Santé

Découverte des gènes conférant l’immortalité à la méduse d’immortalité.

Découverte des gènes conférant l'immortalité à la méduse d'immortalité.

Une créature fascinante

Le mystère de l’immortalité pourrait résider dans une méduse minuscule, plus petite qu’un ongle humain. Depuis plusieurs décennies, des chercheurs se penchent sur les secrets de Turritopsis dohrnii, connue sous le nom de méduse immortelle.

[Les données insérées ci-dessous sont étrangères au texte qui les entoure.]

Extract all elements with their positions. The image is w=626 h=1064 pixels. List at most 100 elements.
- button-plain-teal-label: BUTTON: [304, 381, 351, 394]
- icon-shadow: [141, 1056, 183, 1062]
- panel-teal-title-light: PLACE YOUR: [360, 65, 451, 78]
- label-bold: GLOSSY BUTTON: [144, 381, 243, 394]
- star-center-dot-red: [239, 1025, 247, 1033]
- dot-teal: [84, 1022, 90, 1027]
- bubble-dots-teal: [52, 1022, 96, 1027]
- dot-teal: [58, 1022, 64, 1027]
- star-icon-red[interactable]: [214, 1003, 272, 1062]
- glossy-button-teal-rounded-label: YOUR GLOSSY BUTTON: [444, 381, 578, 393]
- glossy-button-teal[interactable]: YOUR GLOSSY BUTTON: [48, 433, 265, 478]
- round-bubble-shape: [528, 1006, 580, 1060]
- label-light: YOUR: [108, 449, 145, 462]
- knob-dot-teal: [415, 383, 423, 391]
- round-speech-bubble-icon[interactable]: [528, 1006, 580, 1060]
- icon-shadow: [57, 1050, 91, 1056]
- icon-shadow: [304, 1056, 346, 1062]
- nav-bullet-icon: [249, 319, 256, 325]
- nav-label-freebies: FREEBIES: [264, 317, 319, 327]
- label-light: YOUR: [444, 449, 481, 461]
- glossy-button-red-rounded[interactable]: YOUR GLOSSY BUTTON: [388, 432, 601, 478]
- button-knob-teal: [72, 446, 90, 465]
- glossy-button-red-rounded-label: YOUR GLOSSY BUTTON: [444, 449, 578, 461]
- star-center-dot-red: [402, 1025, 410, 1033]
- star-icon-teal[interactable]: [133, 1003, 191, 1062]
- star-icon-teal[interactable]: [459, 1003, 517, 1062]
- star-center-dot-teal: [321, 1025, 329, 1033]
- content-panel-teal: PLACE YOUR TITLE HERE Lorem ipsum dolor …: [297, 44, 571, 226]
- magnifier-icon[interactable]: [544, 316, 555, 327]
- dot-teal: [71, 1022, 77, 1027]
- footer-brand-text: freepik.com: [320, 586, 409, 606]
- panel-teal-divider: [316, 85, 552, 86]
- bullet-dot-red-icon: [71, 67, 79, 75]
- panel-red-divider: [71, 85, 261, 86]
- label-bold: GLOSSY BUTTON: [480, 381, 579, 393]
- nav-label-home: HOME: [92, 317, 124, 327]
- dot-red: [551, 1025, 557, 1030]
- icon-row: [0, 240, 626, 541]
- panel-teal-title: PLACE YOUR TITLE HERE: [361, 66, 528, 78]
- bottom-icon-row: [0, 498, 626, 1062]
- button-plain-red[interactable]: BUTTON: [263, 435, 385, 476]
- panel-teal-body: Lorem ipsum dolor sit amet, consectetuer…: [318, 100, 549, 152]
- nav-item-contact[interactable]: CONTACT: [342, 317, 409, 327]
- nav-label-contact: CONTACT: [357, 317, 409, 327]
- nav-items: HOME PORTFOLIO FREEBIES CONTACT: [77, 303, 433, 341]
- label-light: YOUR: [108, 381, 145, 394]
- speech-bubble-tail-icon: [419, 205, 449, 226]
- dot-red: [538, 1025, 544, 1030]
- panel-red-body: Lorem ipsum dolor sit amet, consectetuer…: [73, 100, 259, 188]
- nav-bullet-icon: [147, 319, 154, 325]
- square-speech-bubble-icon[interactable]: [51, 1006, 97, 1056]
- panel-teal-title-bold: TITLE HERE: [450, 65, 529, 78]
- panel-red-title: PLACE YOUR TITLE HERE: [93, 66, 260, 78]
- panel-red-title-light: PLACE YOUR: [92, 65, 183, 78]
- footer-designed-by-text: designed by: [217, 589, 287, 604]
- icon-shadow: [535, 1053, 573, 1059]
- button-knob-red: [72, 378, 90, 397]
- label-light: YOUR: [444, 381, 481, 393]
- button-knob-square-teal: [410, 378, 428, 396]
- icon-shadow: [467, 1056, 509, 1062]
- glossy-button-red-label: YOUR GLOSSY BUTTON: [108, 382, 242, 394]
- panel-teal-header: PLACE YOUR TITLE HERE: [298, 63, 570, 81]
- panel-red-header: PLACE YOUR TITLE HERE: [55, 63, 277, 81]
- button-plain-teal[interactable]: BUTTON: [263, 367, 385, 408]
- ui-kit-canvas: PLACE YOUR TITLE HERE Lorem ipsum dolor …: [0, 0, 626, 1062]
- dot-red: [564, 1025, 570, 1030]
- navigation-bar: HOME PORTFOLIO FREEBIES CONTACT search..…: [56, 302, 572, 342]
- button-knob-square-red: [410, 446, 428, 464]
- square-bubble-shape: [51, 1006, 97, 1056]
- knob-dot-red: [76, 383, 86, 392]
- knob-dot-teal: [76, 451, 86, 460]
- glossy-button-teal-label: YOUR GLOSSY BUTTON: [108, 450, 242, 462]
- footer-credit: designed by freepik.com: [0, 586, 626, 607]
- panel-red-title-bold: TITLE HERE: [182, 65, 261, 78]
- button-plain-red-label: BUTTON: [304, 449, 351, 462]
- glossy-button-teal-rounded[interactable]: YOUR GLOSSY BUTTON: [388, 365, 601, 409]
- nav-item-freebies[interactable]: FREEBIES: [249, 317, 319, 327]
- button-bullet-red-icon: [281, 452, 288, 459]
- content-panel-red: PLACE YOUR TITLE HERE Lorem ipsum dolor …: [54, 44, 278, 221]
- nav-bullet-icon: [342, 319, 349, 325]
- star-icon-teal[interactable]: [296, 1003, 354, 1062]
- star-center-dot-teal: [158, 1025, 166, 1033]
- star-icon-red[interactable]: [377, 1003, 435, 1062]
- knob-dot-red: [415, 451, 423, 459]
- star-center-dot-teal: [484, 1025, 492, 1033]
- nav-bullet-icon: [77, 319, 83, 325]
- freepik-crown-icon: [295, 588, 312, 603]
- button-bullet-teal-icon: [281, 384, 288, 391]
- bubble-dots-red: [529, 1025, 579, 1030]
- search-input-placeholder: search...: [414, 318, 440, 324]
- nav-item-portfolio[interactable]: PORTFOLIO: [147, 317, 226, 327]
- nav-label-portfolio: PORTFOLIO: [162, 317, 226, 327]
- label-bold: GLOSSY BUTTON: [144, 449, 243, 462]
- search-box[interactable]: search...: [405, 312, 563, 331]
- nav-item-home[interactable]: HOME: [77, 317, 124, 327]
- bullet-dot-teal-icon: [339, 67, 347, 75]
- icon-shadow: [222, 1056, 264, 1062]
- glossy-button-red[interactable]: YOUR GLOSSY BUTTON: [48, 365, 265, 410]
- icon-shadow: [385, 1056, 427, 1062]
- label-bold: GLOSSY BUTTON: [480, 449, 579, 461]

Des découvertes prometteuses

Récemment, une équipe de scientifiques de l’Universidad de Oviedo en Espagne a partagé de nouvelles recherches dans la revue Proceedings of the National Academy of Sciences (PNAS). Ils ont trouvé que cette méduse possède le double de copies des gènes liés à la réparation et à la protection, comparativement à son cousin, la méduse rouge Turritopsis rubra, qui, elle, est mortelle.

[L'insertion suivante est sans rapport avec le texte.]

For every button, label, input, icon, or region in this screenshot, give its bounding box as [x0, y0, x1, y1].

Les chercheurs expliquent que, bien que le vieillissement affecte la plupart des organismes vivants, cette créature unique est capable de régénérer sa forme après la reproduction, devenant ainsi biologiquement immortelle. Ils ont découvert des variantes et des amplifications de gènes qui jouent un rôle clé dans des processus tels que la réplication, la réparation de l’ADN, et le maintien des télomères.

L’importance de l’ADN

Les mécanismes de réparation de l’ADN et les télomères sont cruciaux pour la survie de cette méduse. En période de stress ou de famine, elle a la capacité de réabsorber ses tentacules et de se fixer au fond de la mer, recommençant alors son cycle de vie en tant que polype avant de donner naissance à de nouvelles méduses.

Les télomères, qui protègent les extrémités des brins chromosomiques pendant la reproduction, ont tendance à se raccourcir chez d’autres espèces, mais ce n’est pas le cas pour Turritopsis dohrnii.

Un objet de fascination

Il est tentant d’envier cette méduse immortelle, mais il est essentiel de réfléchir à ce que cela signifie véritablement. La façon dont Turritopsis dohrnii modifie ses cellules reste encore inconnue et soulève des questions sur l’identité individuelle des méduses résultantes.

Malgré cela, les chercheurs sont optimistes. L’un des meilleurs vidéos explicatives sur internet sur ce sujet souligne que comprendre comment remplacer des cellules cérébrales, par exemple, pourrait mener à de nouveaux traitements pour des maladies comme Parkinson ou Alzheimer.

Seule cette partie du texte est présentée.